なお、バルブV25Aに対するバルブの開放・閉鎖完了評価条件は、yaw軸周りのモーメントが絶対値で1.5 [Nm] 以上発生したまま1.0[s] 間経過した状態とし、バルブV40AおよびV50Aに対するバルブの開放・閉鎖完了評価条件は、yaw軸周りのモーメントが絶対値で2.0 [Nm] 以上発生したまま1.0 [s] 間経過した状態とする。
【0055】
(7)レバーハンドルバルブ12からの力解除動作は、タスクスキルのモデルを使って以下のように記述する。
・初期条件:初期条件無し。
・タスクスキル動作:全軸1.3 [s] 間に0.0 [N]、0.0 [Nm]となるようにインピーダンス中心を移動する。
・終了条件:1.3 [s] 間経過した時点で終了する。この時点でのΣhをΣsとして再設定する。
【0056】
(8)ハンド4の開動作は、タスクスキルのモデルを使って以下のように記述する。
・初期条件:初期条件無し。
・タスクスキル動作:インピーダンス中心は固定したまま、ハンド4を開放する。
・終了条件:2.0 [s] 間経過した時点で終了する。
【0057】
(9)レバーハンドルバルブ12からの離脱動作は、タスクスキルのモデルを使って以下のように記述する。
・初期条件:初期条件無し。
・タスクスキル動作:インピーダンス中心をz軸方向に0.017 [m/s] で -0.05 [m] 移動させる。

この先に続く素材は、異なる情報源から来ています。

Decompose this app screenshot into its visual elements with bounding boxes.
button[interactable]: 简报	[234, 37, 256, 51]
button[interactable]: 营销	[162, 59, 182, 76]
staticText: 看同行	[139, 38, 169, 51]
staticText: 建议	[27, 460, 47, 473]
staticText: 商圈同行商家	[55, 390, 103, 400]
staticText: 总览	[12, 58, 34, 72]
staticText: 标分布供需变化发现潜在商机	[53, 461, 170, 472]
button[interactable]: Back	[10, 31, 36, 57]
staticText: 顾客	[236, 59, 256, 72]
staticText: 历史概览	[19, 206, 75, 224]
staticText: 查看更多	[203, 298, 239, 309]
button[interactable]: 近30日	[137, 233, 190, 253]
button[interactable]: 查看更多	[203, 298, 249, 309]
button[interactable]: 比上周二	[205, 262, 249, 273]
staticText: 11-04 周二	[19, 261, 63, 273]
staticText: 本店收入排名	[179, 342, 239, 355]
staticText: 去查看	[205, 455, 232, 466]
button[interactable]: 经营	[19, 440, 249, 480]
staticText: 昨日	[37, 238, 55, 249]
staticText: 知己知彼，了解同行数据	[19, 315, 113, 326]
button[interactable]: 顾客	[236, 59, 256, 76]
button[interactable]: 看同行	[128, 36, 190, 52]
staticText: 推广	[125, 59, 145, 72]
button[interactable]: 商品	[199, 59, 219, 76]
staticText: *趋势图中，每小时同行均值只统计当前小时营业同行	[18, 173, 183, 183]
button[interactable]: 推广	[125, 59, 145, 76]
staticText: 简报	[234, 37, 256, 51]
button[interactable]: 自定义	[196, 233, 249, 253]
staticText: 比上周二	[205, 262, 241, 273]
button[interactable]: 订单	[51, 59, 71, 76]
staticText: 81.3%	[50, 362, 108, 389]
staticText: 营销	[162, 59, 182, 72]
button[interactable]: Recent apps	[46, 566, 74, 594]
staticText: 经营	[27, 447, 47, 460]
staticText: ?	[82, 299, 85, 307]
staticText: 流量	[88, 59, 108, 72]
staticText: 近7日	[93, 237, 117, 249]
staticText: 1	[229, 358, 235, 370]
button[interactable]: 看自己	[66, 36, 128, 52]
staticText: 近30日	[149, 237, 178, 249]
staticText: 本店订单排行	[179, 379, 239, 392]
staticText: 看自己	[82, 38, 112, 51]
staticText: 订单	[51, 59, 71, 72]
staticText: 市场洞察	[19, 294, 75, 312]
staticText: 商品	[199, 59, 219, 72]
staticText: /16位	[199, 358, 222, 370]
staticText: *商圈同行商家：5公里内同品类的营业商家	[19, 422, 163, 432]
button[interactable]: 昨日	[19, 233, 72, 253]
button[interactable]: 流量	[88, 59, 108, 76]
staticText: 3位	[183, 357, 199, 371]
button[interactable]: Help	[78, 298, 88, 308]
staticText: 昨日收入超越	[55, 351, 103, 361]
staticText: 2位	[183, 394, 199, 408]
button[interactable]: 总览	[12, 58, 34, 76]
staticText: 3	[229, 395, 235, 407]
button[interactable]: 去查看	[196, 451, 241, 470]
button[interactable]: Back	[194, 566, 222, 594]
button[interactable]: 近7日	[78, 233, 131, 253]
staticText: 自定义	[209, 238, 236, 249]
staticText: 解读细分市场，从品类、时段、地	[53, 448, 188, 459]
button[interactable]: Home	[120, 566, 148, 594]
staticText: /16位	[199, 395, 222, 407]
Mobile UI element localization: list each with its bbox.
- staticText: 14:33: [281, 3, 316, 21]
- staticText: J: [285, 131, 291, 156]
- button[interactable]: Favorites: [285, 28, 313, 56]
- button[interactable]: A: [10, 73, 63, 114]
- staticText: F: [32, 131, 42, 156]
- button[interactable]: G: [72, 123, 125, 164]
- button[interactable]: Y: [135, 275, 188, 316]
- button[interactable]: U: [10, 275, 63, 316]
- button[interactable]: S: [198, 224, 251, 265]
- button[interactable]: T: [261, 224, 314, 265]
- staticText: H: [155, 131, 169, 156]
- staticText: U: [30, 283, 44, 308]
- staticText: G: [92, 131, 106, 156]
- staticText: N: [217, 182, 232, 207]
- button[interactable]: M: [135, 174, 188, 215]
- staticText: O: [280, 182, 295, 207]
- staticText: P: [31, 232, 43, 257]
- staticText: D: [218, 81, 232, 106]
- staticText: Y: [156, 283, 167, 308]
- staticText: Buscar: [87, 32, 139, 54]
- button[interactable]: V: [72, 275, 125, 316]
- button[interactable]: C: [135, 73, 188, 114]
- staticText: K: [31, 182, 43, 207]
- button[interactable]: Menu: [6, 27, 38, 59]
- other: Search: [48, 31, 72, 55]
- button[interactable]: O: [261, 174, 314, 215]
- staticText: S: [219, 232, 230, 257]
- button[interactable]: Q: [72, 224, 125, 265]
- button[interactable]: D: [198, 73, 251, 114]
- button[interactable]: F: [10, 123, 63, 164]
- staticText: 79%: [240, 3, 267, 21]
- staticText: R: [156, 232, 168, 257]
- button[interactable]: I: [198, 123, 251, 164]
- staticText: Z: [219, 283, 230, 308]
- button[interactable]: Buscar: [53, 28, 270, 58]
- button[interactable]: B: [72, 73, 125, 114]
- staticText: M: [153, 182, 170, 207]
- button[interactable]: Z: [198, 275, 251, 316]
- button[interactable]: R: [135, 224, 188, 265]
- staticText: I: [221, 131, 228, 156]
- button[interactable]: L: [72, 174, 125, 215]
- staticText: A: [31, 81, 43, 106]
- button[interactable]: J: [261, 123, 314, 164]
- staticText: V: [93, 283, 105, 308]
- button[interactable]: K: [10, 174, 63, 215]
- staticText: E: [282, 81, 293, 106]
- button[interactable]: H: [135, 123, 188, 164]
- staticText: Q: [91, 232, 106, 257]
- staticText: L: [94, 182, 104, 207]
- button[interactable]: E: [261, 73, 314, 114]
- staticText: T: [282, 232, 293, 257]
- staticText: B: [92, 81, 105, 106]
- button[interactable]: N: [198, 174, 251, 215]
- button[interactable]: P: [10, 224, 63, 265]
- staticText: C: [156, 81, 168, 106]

・終了条件:インピーダンス中心がz軸方向に-0.05 [m] 移動した時点で終了する。
【0058】
図5にレバーハンドルバルブ操作タスクスキルを実装したレバーハンドルバルブ操作装置によるレバーハンドルバルブ開放操作の実行結果を示す。使用したレバーハンドルバルブはV10Aである。図5(a)はハンド4の点Oに作用する力、図5(b)はハンド4の点Oに作用するモーメント、図5(c)はハンド4の点Oの位置、図5(d)はハンド4の点Oの姿勢、図5(e)はインピーダンス中心の位置、図5(f)はインピーダンス中心の姿勢である。
【0059】
動作手順は図3の(1)〜(9)となっている。位置誤差は、並進で10.0 [mm]、姿勢で10 [deg] 設定した。位置誤差がある状況でレバーハンドルバルブ開放操作は問題なく実行されている。また、V25A、V40A、V50Aにおいても、問題なくレバーハンドルバルブ開放・閉鎖操作が実行できた。
【0060】
以上、本発明に関わるレバーハンドルバルブ操作タスクスキルによるレバーハンドルバルブ操作装置を実施するための最良の形態を実施例1、実施例2に基づいて説明した。既に本発明を利用し、実施例で示したタスクスキルによるレバーハンドルバルブの開放・閉鎖操作を実行した。このタスクスキルによるレバーハンドルバルブ装置は、異なるサイズのレバーハンドルバルブ12や位置・姿勢誤差を含んだ様々な環境下でレバーハンドルバルブ操作をすべて実現することができ、実際に使用できることが確認された。
【産業上の利用可能性】
【0061】
これまでは、既にプラント内に設置されているレバーハンドルバルブの操作は、人に拠らなければならなかったり、新たに部品を設置したりする必要があった。さらに、ロボットにより、レバーハンドルバルブの操作を実施するには、ハンド4とレバーハンドルバルブ12間に位置・姿勢誤差があると、レバーハンドルバルブ操作が遂行できなかったが、本発明では前記のように新たに部品を設置する必要もなく、位置・姿勢誤差があっても問題なくレバーハンドルバルブ操作を実現することができる。したがって、プラント内だけでなく、様々な環境下で使用されているレバーハンドルバルブの操作を本発明に関わるレバーハンドルバルブ操作タスクスキルによるレバーハンドルバルブ操作装置で実現することができる。
【図面の簡単な説明】
【0062】
【図1】本発明であるタスクスキルによるレバーハンドルバルブ操作装置の全体構成図である(実施例1、2)。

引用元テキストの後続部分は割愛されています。